Pour ma part la première fois que j'ai entendu parler de complexité c'est dans les années 80/85, je crois, au moment où Edgard Morin passait sur France Culture, peut-être le dimanche ou le matin au moment du petit déjeuner. C'est sûr, ça m'a paru génial et j'ai acheté 1 ou 2 livres de lui, mais sans plus. Dans ces années-là ( je vois ça comme ça ce matin ) l'Education Nationale a fait entrer ce concept dans les instructions officielles, notamment en Lettres ( qui -en particulier les classiques - se sont un temps appelées "les humanités"). Les méthodes d'approche des textes et de la matière qu'on appelle le "Français" ont été totalement transformées, du jour au lendemain, formatées en direction des gens "du terrain", des laborieux qui n'ont plus eu, dans les faits, ni le droit, ni le temps de "penser" tout seuls à leurs cours. Nous avions sur Nancy-Metz une IPR très, comment dire, radicale, qui après une séance de démonstration, confuse, à l'aide d'un rétroprojecteur, ( l'outil de l'époque) "dysfonctionnant" a exigé que les profs, désormais, abandonnent leurs vieilles méthodes, pour que, ce que je ne comprenais pas encore, l'esprit des élèves s'adapte fissa aux nouvelles lunettes avec lesquelles ils allaient avoir à considérer le "monde" et à s'y adapter.
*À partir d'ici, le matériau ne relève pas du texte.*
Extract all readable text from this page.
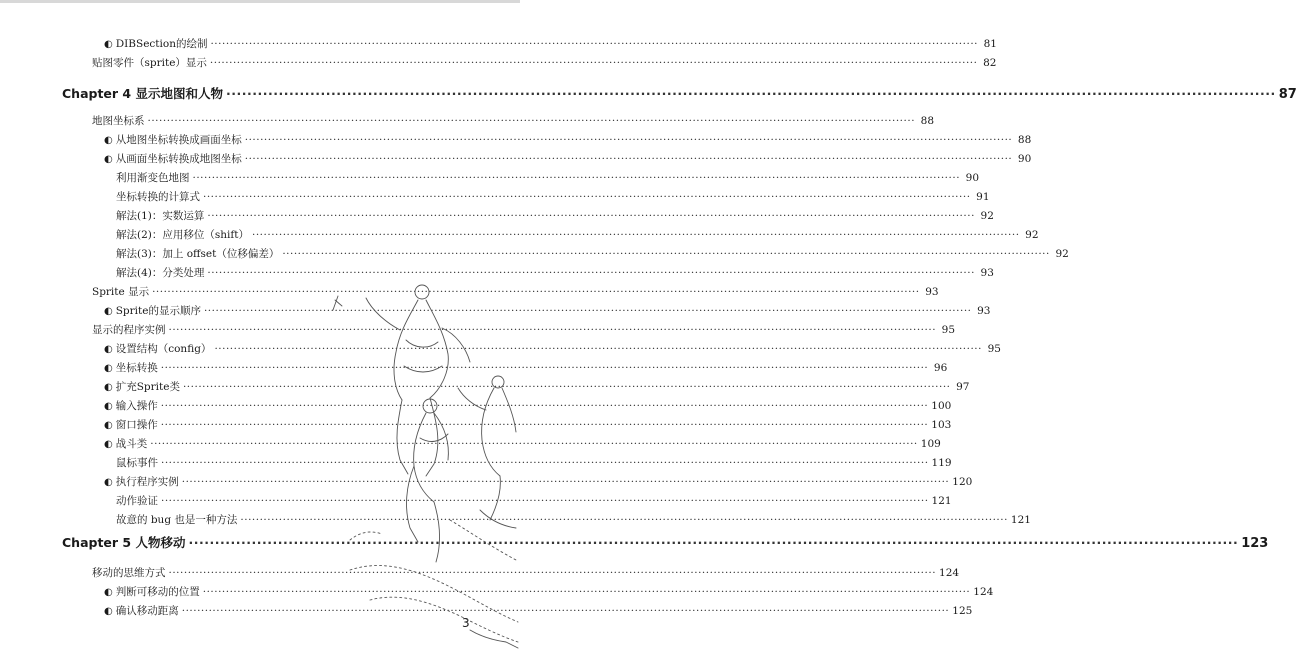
◐ DIBSection的绘制 ········································································································································································································ 81
贴图零件（sprite）显示 ········································································································································································································ 82
Chapter 4 显示地图和人物 ········································································································································································································ 87
地图坐标系 ········································································································································································································ 88
◐ 从地图坐标转换成画面坐标 ········································································································································································································ 88
◐ 从画面坐标转换成地图坐标 ········································································································································································································ 90
利用渐变色地图 ········································································································································································································ 90
坐标转换的计算式 ········································································································································································································ 91
解法(1)：实数运算 ········································································································································································································ 92
解法(2)：应用移位（shift） ········································································································································································································ 92
解法(3)：加上 offset（位移偏差） ········································································································································································································ 92
解法(4)：分类处理 ········································································································································································································ 93
Sprite 显示 ········································································································································································································ 93
◐ Sprite的显示顺序 ········································································································································································································ 93
显示的程序实例 ········································································································································································································ 95
◐ 设置结构（config） ········································································································································································································ 95
◐ 坐标转换 ········································································································································································································ 96
◐ 扩充Sprite类 ········································································································································································································ 97
◐ 输入操作 ········································································································································································································ 100
◐ 窗口操作 ········································································································································································································ 103
◐ 战斗类 ········································································································································································································ 109
鼠标事件 ········································································································································································································ 119
◐ 执行程序实例 ········································································································································································································ 120
动作验证 ········································································································································································································ 121
故意的 bug 也是一种方法 ········································································································································································································ 121
Chapter 5 人物移动 ········································································································································································································ 123
移动的思维方式 ········································································································································································································ 124
◐ 判断可移动的位置 ········································································································································································································ 124
◐ 确认移动距离 ········································································································································································································ 125
3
Après le CAPES, dont j'ai compris subliminalement 😐qu'il n'était qu'une autorisation à me remettre en question ( j'enseignais depuis 8 ans déjà), j'ai suivi une formation supplémentaire d'un an ( les mercredis après midi) de "didactique du français", [temps pris sur la préparation de mes cours, la correction de copies - qui était devenue un vrai pensum - et l'éducation de mes trois enfants qui avaient aussi leurs "devoirs" ].Cela dit, il en a été de même pour toutes les autres matières, mathématiques, biologie, physique-chimie, philosophie, histoire-géo etc., bien que je ne sache pas exactement quand le changement a eu lieu. Vu de cette façon, on pourrait dire que l'Ecole a été " dans "ces Temps-là" (autour de 1985), réinitialisée.